Czy słuszny jest pogląd, że każdy naród ma taki rząd, na jaki zasługuje?

Prof. Andrzej Łoś,
socjologia historyczna, Dolnośląska Szkoła Wyższa
W demokratycznych państwach to jednak obywatele decydują, kto otrzymuje mandat do sprawowania władzy, jakkolwiek współczesna demokracja, zwana przez niektórych telewizyjną, ma wiele wad. Dość często głosi się, że jest ona tak naprawdę przestrzenią wyrafinowanych manipulacji elektoratem. Pogląd ten był być może uprawniony kilka lat temu, kiedy głównym kanałem oddziaływania na wyborców była telewizja. Obecnie coraz większą rolę odgrywa internet, który ze swojej natury zachęca do większej aktywności jego użytkowników. Jedni wyborcy z tej możliwości korzystają (vide zwolennicy Baracka Obamy w 2008 r.), a drudzy nie. Jeszcze inni, nie uczestnicząc w wyborach, też w gruncie rzeczy obiektywnie sprzyjają zwycięskiej w danym momencie opcji politycznej. W ostatecznym rozrachunku narody mają więc rządy, na jakie zasługują.

Prof. Wiesław Caban,
prorektor Uniwersytetu Jana Kochanowskiego w Kielcach
Jest mi bardzo przykro, ale ja z tym poglądem całkowicie się zgadzam.

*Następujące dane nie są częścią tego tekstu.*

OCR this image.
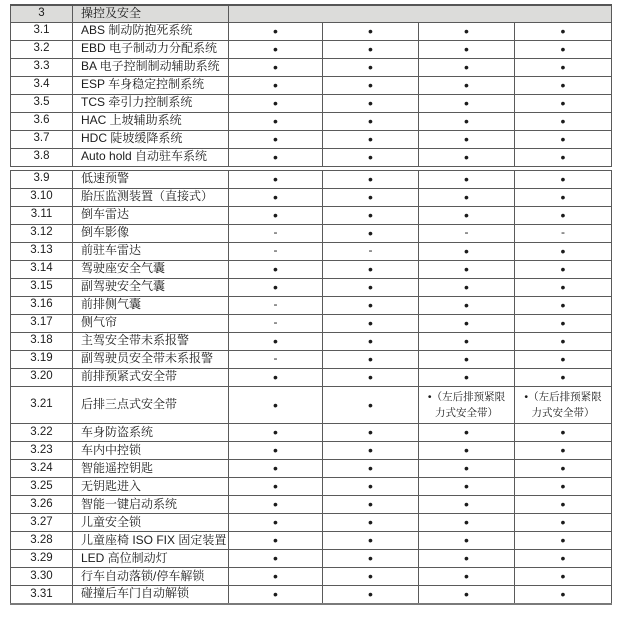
3	操控及安全				
3.1	ABS 制动防抱死系统	•	•	•	•
3.2	EBD 电子制动力分配系统	•	•	•	•
3.3	BA 电子控制制动辅助系统	•	•	•	•
3.4	ESP 车身稳定控制系统	•	•	•	•
3.5	TCS 牵引力控制系统	•	•	•	•
3.6	HAC 上坡辅助系统	•	•	•	•
3.7	HDC 陡坡缓降系统	•	•	•	•
3.8	Auto hold 自动驻车系统	•	•	•	•
3.9	低速预警	•	•	•	•
3.10	胎压监测装置（直接式）	•	•	•	•
3.11	倒车雷达	•	•	•	•
3.12	倒车影像	-	•	-	-
3.13	前驻车雷达	-	-	•	•
3.14	驾驶座安全气囊	•	•	•	•
3.15	副驾驶安全气囊	•	•	•	•
3.16	前排侧气囊	-	•	•	•
3.17	侧气帘	-	•	•	•
3.18	主驾安全带未系报警	•	•	•	•
3.19	副驾驶员安全带未系报警	-	•	•	•
3.20	前排预紧式安全带	•	•	•	•
3.21	后排三点式安全带	•	•	•（左后排预紧限力式安全带）	•（左后排预紧限力式安全带）
3.22	车身防盗系统	•	•	•	•
3.23	车内中控锁	•	•	•	•
3.24	智能遥控钥匙	•	•	•	•
3.25	无钥匙进入	•	•	•	•
3.26	智能一键启动系统	•	•	•	•
3.27	儿童安全锁	•	•	•	•
3.28	儿童座椅 ISO FIX 固定装置	•	•	•	•
3.29	LED 高位制动灯	•	•	•	•
3.30	行车自动落锁/停车解锁	•	•	•	•
3.31	碰撞后车门自动解锁	•	•	•	•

Wiem, że to świadczy o moim pesymizmie jako historyka. Nic jednakże nie mogę poradzić. Myślenie kategoriami państwa jest nam obce. Rację miał Cyprian Kamil Norwid, powiadając, że jesteśmy wielkim narodem, ale żadnym społeczeństwem.

Prof. Anna Siwik,
najnowsza historia Polski, Wydział Humanistyczny Akademii Górniczo-Hutniczej
Generalnie zgadzam się z tym poglądem – jest tak, że każdy naród ma taki rząd, na jaki zasługuje. Oczywiście mówimy o państwach demokratycznych. To my, obywatele, wybieramy posłów i naszym obowiązkiem jest starać się ustalić, kogo wybieramy, a potem śledzić, co nasi reprezentanci robią, czy są w istocie naszymi przedstawicielami, czy też załatwiają głównie prywatne sprawy. Posłowie, z których wyłania się większość rządzącą, powinni czuć, że społeczeństwo patrzy im na ręce. Demokracja wymaga myślenia od nas wszystkich!

Prof. Piotr Franaszek,
historia nowożytna i nowoczesna, Uniwersytet Jagielloński
Trudno się zgodzić z tym stwierdzeniem w ogóle, a tym bardziej w odniesieniu do naszego kraju. Biorąc pod uwagę lata naszej demokracji od 1990 r., chyba nie znajdziemy takiego rządu, na jaki zasługiwałby nasz naród. Należy więc postawić pytanie, dlaczego tak się dzieje, skoro mamy demokratyczne wybory i to przecież w ostateczności większość narodu decyduje o kształcie swojego rządu. Tutaj przypomina się – po mojemu interpretowany – paradoks Elektry: Elektra zna swojego brata Orestesa, można zatem założyć, że rozpozna go, gdy go zobaczy. Ale kiedy przed Elektrą postawiono brata z zasłoniętą głową, odpowiedziała, że go nie zna. Elektra nie zna więc tego, kogo zna. Podobnie, ale w odwrotnej kolejności, sprawy się mają w demokracji. Podczas wyborów politycy stają przed wyborcami zasłonięci sztucznymi strojami. Po wyborach zdejmują je i ci sami wyborcy, którzy na nich głosowali, mówią, że ich nie znają (albo używają bardziej dosadnych stwierdzeń). Czyli nie znają tych, których znają (albo raczej im się wydaje, że ich znają).

Prof. Jerzy Szczepański,
historia myśli ekonomicznej, Uniwersytet Jana Kochanowskiego w Kielcach
Zgadzam się w zupełności z takim poglądem. Do tego skłania mnie ograniczona znajomość naszych dziejów. Z niej wynika wiedza o naszych wadach narodowych, których zasób wystarczyłby do obdzielenia co najmniej kilku nacji. Nie miejsce, by je tu dokładnie wyliczać, ale najważniejsze to: skłonność do anarchii, cierpiętnictwa i mesjanizmu, megalomania narodowa, nieumiejętność oceny realnej sytuacji politycznej, brak konsekwencji itd. W dzisiejszej polityce polskiej nie brakuje również objawów utraty instynktu państwowego, a nawet zdziczenia, i to reprezentowanego przez rządzącą klasę polityczną. To upoważnia mnie do poparcia powyższego poglądu w równym stopniu krytycznego dla rządzących, jak i dla rządzonych.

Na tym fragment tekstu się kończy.